Beware of the ç (bis repetita)

Published on:

More than five years ago I wrote this, in beware of the ç:

Don't you think that, in 2003, it's an absolute shame that a character as common as ç can still cause such trouble for most information technologies out there?
[...] I can't tell you how many times a day I struggle with registration systems, cookies, etc. that cannot properly swallow my first name. François is my second name :(.
I think I've found the worst example of the US ASCII monoculture with Offbeat Guides. Here's what it does with my first name, François:
  • in an internal URL: /name/Fran%C3%83%C2%83%C3%82%C2%83%C3%83%C2%82%C3%82%C2%A7ois/
  • in the resulting page: François

Spooky. Is it really that hard for American coders to learn about something else than US ASCII? Is Unicode an extra-terrestrial character encoding that's unknown of or out of reach for you guys?

Apparently, exporting IT jobs to Mumbai didn't help a bit ;-p.

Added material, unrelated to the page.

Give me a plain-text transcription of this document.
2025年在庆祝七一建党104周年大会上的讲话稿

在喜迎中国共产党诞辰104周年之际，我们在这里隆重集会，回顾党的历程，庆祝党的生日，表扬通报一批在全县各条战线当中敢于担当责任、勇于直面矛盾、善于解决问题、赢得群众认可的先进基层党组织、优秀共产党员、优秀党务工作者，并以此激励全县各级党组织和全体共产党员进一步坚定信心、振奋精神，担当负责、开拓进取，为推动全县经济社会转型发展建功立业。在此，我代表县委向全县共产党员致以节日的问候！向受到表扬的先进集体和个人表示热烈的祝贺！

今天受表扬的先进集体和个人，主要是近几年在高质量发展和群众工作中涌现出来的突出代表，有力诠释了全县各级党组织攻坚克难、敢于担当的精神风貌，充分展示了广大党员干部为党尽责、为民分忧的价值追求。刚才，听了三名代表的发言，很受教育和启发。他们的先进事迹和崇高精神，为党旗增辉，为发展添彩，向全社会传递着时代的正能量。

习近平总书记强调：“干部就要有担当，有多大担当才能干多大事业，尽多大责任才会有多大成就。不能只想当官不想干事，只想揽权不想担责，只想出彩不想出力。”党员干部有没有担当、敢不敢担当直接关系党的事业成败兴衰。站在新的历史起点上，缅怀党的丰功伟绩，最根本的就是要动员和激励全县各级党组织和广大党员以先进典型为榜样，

For the record, Joel Spolsky wrote The Absolute Minimum Every Software Developer Absolutely, Positively Must Know About Unicode and Character Sets (No Excuses!) in 2003 with this pearl:

So I have an announcement to make: if you are a programmer working in 2003 and you don't know the basics of characters, character sets, encodings, and Unicode, and I catch you, I'm going to punish you by making you peel onions for 6 months in a submarine. I swear I will.

P.S. Wow, I got a response from David Sifry exactly 3 minutes after I sent them an email to point this out. That was fast! It's a bug, not a design misconception, as he tells me everything is stored as UTF-8 internally.